Monsieur le président, madame la secrétaire d’État, mes chers collègues, ce projet de loi s’inscrit dans un contexte difficile où le manque de moyens dans les services psychiatriques et le déficit de formation des infirmiers sont criants : le nombre de lits en hôpital psychiatrique a été réduit de moitié en vingt ans.
Que penser de ce projet de loi ? Une première analyse rapide pourrait nous faire conclure à quelques avancées.
La première de ces avancées est la diversification annoncée des modes de prise en charge du patient, alors que le cadre de la loi de 1990 prévoit uniquement l’hospitalisation complète. L’article 1er de ce projet de loi prévoit que le patient puisse également bénéficier de soins ambulatoires : le rapport Strohl d’évaluation de la loi de 1990, le rapport Piel-Roelandt de 2001 ainsi que le rapport de l’Inspection générale des affaires sociales de 2005 préconisaient déjà cette évolution.
La seconde avancée qui semble se présenter tiendrait à l’intervention automatique du juge des libertés et de la détention après quinze jours d’hospitalisation, grâce à la décision du Conseil constitutionnel du 26 novembre 2010.
Or ces éléments, qui pourraient s’apparenter à des avancées en première analyse, ne peuvent en réalité s’apprécier comme tels, tout simplement parce qu’ils s’inscrivent dans un ensemble qui n’existe pas encore, cette fameuse « loi de santé mentale » que nous attendons, et qui aurait dû lui donner sens. C’est la raison pour laquelle nous ne pouvons souscrire à l’approche privilégiée par le Gouvernement dans le présent projet de loi.
Ce projet de loi n’est pas pertinent, car il n’envisage la pluralité des modes de prise en charge que sous l’angle des soins sans consentement. Or les psychiatres sont unanimes : soigner sans consentement est antinomique. Le principe de la contrainte rompt, par définition, le consentement et la confiance nécessaires à la thérapie. De plus, l’article 1er méconnaît le rôle du patient dans sa propre guérison et nie le contrat implicite qui le lie à son médecin.
En fait, de nombreux collègues ont insisté sur ce point, ce projet de loi s’articule autour de préoccupations sécuritaires qui l’emportent sur l’aspect sanitaire et en font un texte très « tronqué ».
Enfin, le projet de loi me paraît dangereux au regard du respect des libertés : il instaure une période initiale « d’observation » et de soins en hospitalisation complète de soixante-douze heures.

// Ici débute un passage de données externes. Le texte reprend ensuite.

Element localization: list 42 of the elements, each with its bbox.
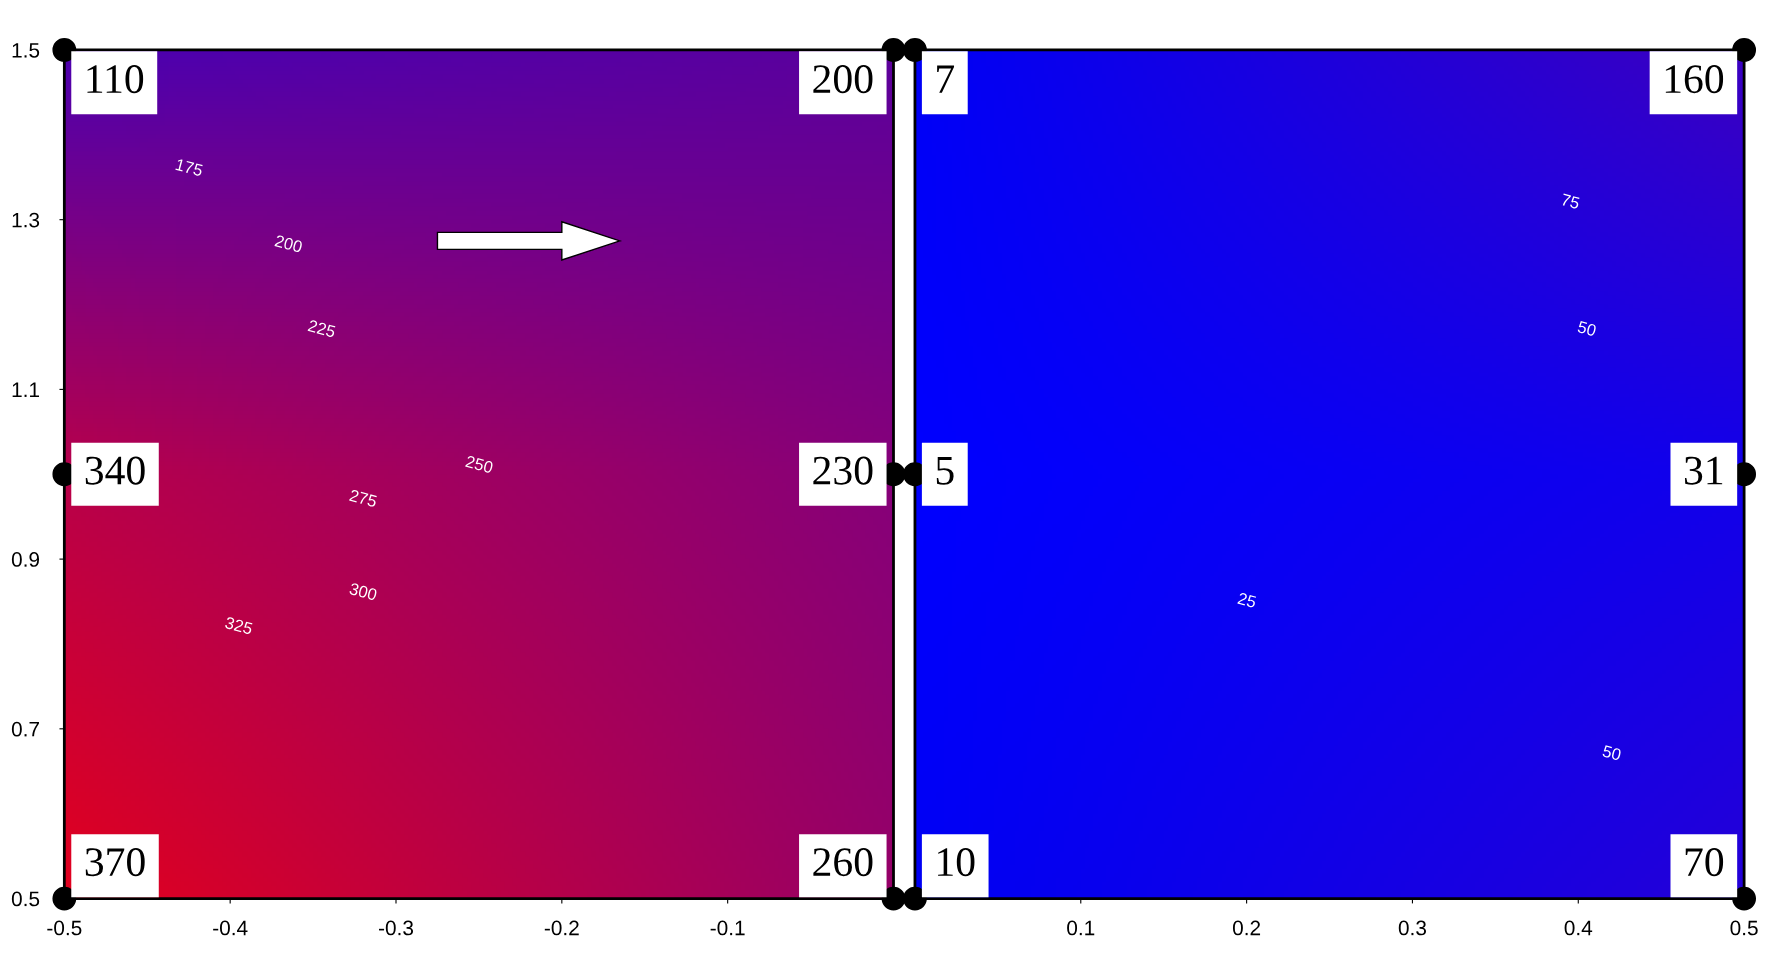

Cette disposition, qui ne prévoit pas l’intervention d’une autorité judiciaire, fait l’unanimité contre elle et est assimilée à une « garde à vue psychiatrique ».
Ainsi, l’article 1er ne respecte pas l’équilibre qu’il aurait dû trouver : offrir à la personne qui souffre de troubles mentaux les meilleurs soins, protéger cet individu contre lui-même et éviter qu’il ne puisse nuire à autrui, ne limiter sa liberté que dans les limites strictement nécessaires.
Le Gouvernement a annoncé « un grand plan de santé mentale » pour l’automne et il nous est demandé de nous prononcer aujourd’hui sur ce texte, sans connaître le contenu de ce plan : c’est véritablement impossible !
Je regrette donc, vous l’aurez compris, que ce projet de loi ne soit pas la grande « loi de santé mentale » attendue et qu’il n’ait rien prévu de concret pour améliorer, sur les plans social, humain et sanitaire, la qualité et la continuité des soins indispensables. C’est pourquoi nous ne saurions voter cet article, comme le reste du projet de loi.